Le COVID-19 est un virus jusqu’ici inconnu au sein de l’humanité contre lequel la biomédecine n’a pas encore trouvé de remède, même si elle s’efforce par tous les moyens à découvrir de nouveaux médicaments antiviraux. En revanche, le type de coronavirus à l’origine du COVID-19 n’émerge pas soudainement du néant mais existe bel et bien dans le monde naturel et coexiste donc avec l’homme sur terre sans doute depuis de nombreuses années. Il vit à nos côtés dans ce même espace-temps du yin yang, des quatre saisons et des différents moments de la journée. Or la théorie, les méthodes, les formules et les remèdes propre à la médecine chinoise (li fa fang yao 理法方药) trouvent leur origine dans la culture chinoise, laquelle se fonde justement sur la conception de « l’union du ciel et de l’homme tianren heyi 天人合一 », qui caractérise le mieux les connaissances des liens existants entre l’homme et les dix mille choses comprises entre ciel et terre (y compris toutes sortes de bactéries et virus).
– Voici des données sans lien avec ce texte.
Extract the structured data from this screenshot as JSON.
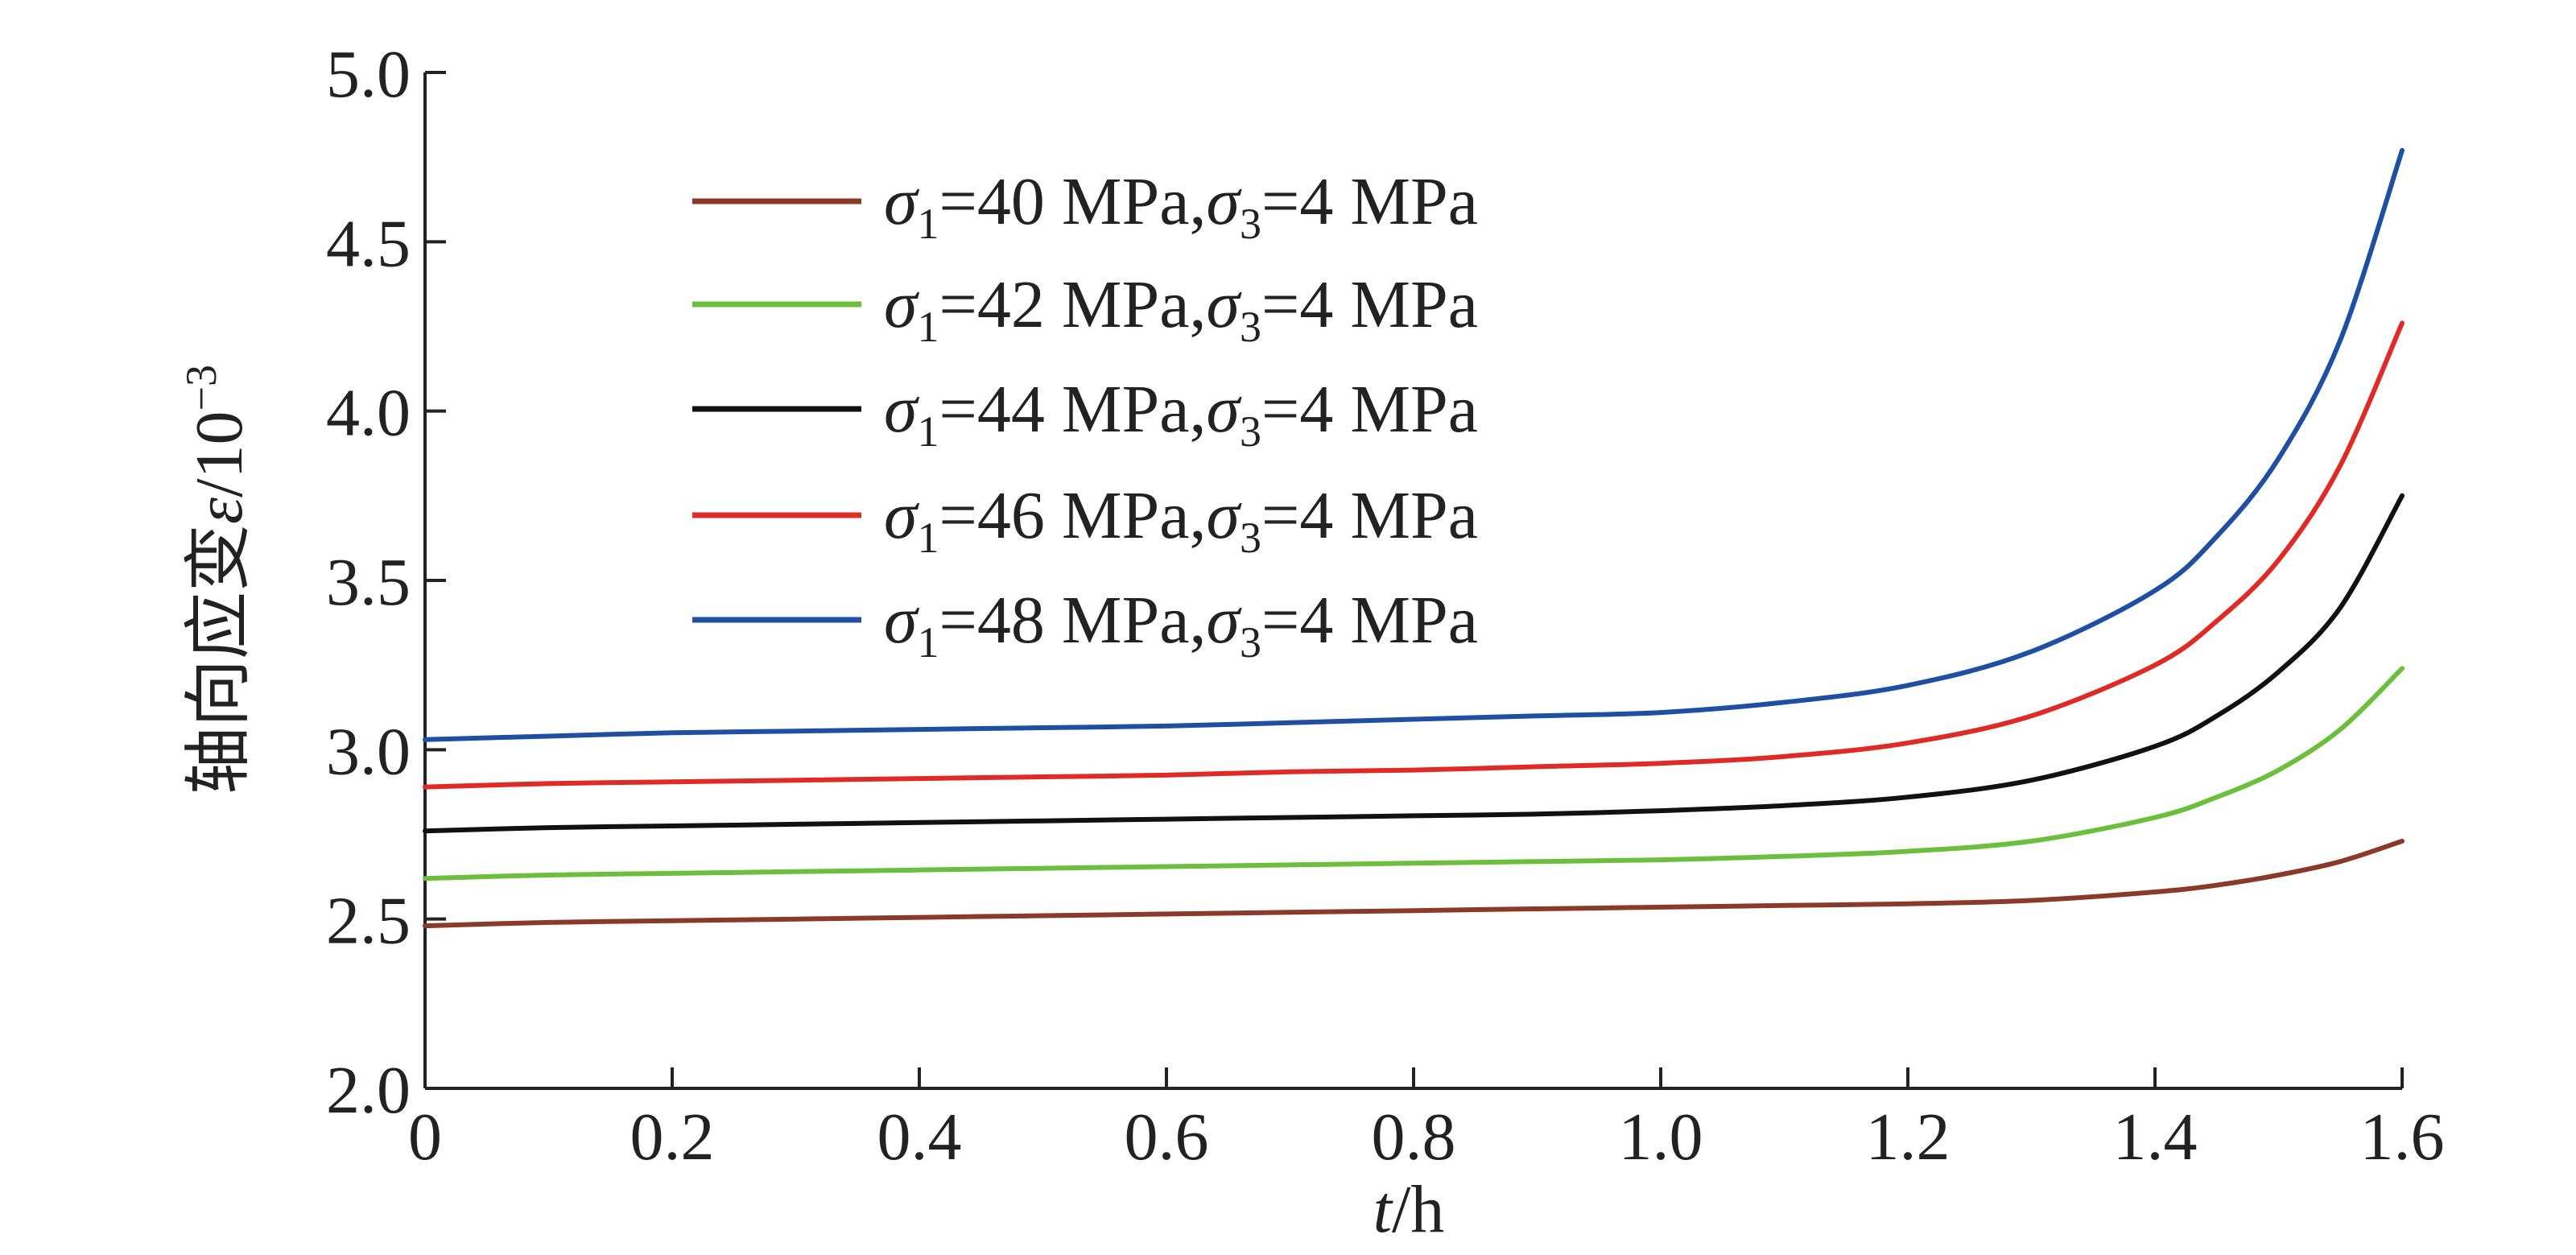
{
  "chart_data": {
    "type": "line",
    "xlabel_italic": "t",
    "xlabel_rest": "/h",
    "ylabel_cjk": "轴向应变",
    "ylabel_symbol": "ε",
    "ylabel_unit": "/10",
    "ylabel_exp": "−3",
    "xlim": [
      0,
      1.6
    ],
    "ylim": [
      2.0,
      5.0
    ],
    "xticks": [
      "0",
      "0.2",
      "0.4",
      "0.6",
      "0.8",
      "1.0",
      "1.2",
      "1.4",
      "1.6"
    ],
    "yticks": [
      "2.0",
      "2.5",
      "3.0",
      "3.5",
      "4.0",
      "4.5",
      "5.0"
    ],
    "legend_position": "top-left",
    "x": [
      0,
      0.1,
      0.2,
      0.3,
      0.4,
      0.5,
      0.6,
      0.7,
      0.8,
      0.9,
      1.0,
      1.1,
      1.2,
      1.3,
      1.4,
      1.45,
      1.5,
      1.55,
      1.6
    ],
    "series": [
      {
        "sigma1": "40",
        "sigma3": "4",
        "unit": "MPa",
        "color": "#8b3a2a",
        "values": [
          2.48,
          2.49,
          2.495,
          2.5,
          2.505,
          2.51,
          2.515,
          2.52,
          2.525,
          2.53,
          2.535,
          2.54,
          2.545,
          2.555,
          2.58,
          2.6,
          2.63,
          2.67,
          2.73
        ]
      },
      {
        "sigma1": "42",
        "sigma3": "4",
        "unit": "MPa",
        "color": "#6cbf3c",
        "values": [
          2.62,
          2.63,
          2.635,
          2.64,
          2.645,
          2.65,
          2.655,
          2.66,
          2.665,
          2.67,
          2.675,
          2.685,
          2.7,
          2.73,
          2.8,
          2.86,
          2.94,
          3.06,
          3.24
        ]
      },
      {
        "sigma1": "44",
        "sigma3": "4",
        "unit": "MPa",
        "color": "#111111",
        "values": [
          2.76,
          2.77,
          2.775,
          2.78,
          2.785,
          2.79,
          2.795,
          2.8,
          2.805,
          2.81,
          2.82,
          2.835,
          2.86,
          2.91,
          3.01,
          3.1,
          3.23,
          3.42,
          3.75
        ]
      },
      {
        "sigma1": "46",
        "sigma3": "4",
        "unit": "MPa",
        "color": "#e02a26",
        "values": [
          2.89,
          2.9,
          2.905,
          2.91,
          2.915,
          2.92,
          2.925,
          2.935,
          2.94,
          2.95,
          2.96,
          2.98,
          3.02,
          3.1,
          3.25,
          3.38,
          3.56,
          3.84,
          4.26
        ]
      },
      {
        "sigma1": "48",
        "sigma3": "4",
        "unit": "MPa",
        "color": "#1f4fa3",
        "values": [
          3.03,
          3.04,
          3.05,
          3.055,
          3.06,
          3.065,
          3.07,
          3.08,
          3.09,
          3.1,
          3.11,
          3.14,
          3.19,
          3.29,
          3.47,
          3.63,
          3.86,
          4.21,
          4.77
        ]
      }
    ]
  }
}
Nous sommes certains qu’il est non seulement possible pour cet épisode de COVID-19 mais également pour d’autres agressions à venir par de nouveaux virus ou bactéries de trouver des réponses efficaces dans la médecine chinoise, sans pour autant avoir besoin comme le faisait Shennong de « goûter les cent plantes ».

Comme le relatait si bien le professeur Zhu Weiju 祝味菊, représentant de l’école du soutien du yang et auteur du  Shanghan zhinan 伤寒质难 : « Concernant l’apparition des maladies, les causes restent obscures pour la grande majorité d’entre elles, et vouloir se pencher sur chacune des causes spécifiques, s’efforcer à rechercher pour chacune d’elle un remède efficace et ce, alors que nos forces restent limitées face à l’observation des transformations infinies, reste un comportement semblable à la bonne volonté de l’œuvre de Yugong et à l’inatteignable saveur des œuvres de Zhuangzi et Laozi ».  C’est ce que le Yijing Xici (Shang) 易经 系辞(上) définit ainsi : « Le changement est la norme du fonctionnement du ciel et de la terre, c’est pourquoi il est le grand principe qui imprègne ciel et terre ». L’auteur espère que ces quelques réflexions fondées sur le mode de pensée de l’école du soutien du yang seront utiles aux artisans de la médecine chinoise pour aborder les traitements et les méthodes de prévention de cette maladie par l’utilisation de la pharmacopée chinoise pour faire face à cet épisode actuel du COVID-19. Il est bien entendu que ce raisonnement naissant ne peut que souffrir d’incomplétude, aux lumières avisées de venir éclairer les insuffisances ou erreurs. Je crois fort en la capacité de la Chine de venir à bout totalement de cette maladie.